Marguerite, Eleonore, Sanchia, and Beatrice are all sisters and all queens. They all knew from very young ages that they would be married off to men who could increase their family's prestige and power. Talk about pressure. I'm not sure that I could function under that much pressure; I guess it's a good thing that I live now and not in those days. The fact that all four of these women become queens is fascinating.

Being one of three girls, I'm always fascinated with sister stories. That is a really, really special bond. In this book, you really get to see that bond between the sisters (although some of them seem to be more bonded than others throughout the book). This book explores a lot of loyalty issues. From a very young age, the sisters hear that family comes first; however, once they are married and off on their own in their own, they have other loyalties that start pulling on them. It was interesting to see how differently each sister dealt with the various pressures. You get the sense that all four of the sisters have very different personalities, which makes it even more interesting.

The story focuses mostly on Marguerite, who becomes married to the French King, and on Eleonore, who is shipped oh so far away to become the Queen of England. I'm wondering if there isn't a lot of information on Sanchia and Beatrice as there is notably less on both of them. It would be interesting to know more about them.

One thing that I noticed in this book is that it is written in the 3rd person present point of view, which isn't something you see very much. It definitely took me awhile to get used to it but once I got into it, I appreciated that the style brought you into the book a little more actively.

Bottom line: I think this is a good book for historical fiction lovers who like stories about family ties.

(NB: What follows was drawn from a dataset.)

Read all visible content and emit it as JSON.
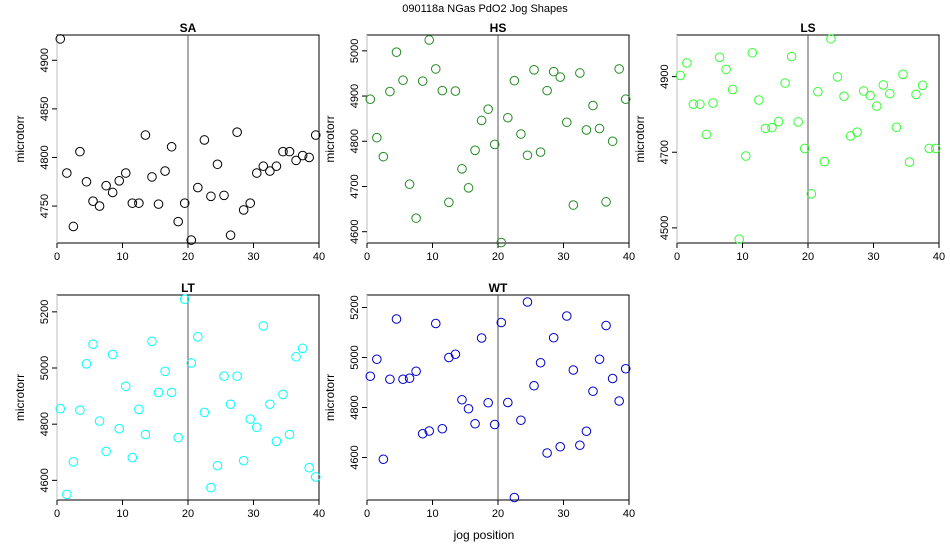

  1. Third person present tense does take some getting used to, but it really works for some stories.

    This one sounds great! It's on my wish list. :)

    1. It worked well in this case, it just took me a bit to get used to!

  2. Thank you so much, Meg, for reviewing FOUR SISTERS, ALL QUEENS! I'm so glad you enjoyed it.

    And to answer your question: Very little information is to be had about Sanchia and Beatrice. Reading biographies of both their husbands didn't yield much, either. Beatrice was only a queen for a couple of years before she died, and Sanchia wasn't much of a queen at all, living in England and hating Germany as she did.

    As for the tense, I chose third-person present because I liked the sense of immediacy that it added to the story. As a reader, it made me feel as if I were really there.

  3. Third-person is different but sometimes it really works. I love historical family novels and added this one to my wishlist! Awesome review :)

  4. Hi -saw your review link from Mary @ Bookblogs. Great review -I was already interested in reading this one (saw it the other week somewhere)so have added it to my list. New follower also! You're most welcome to visit me.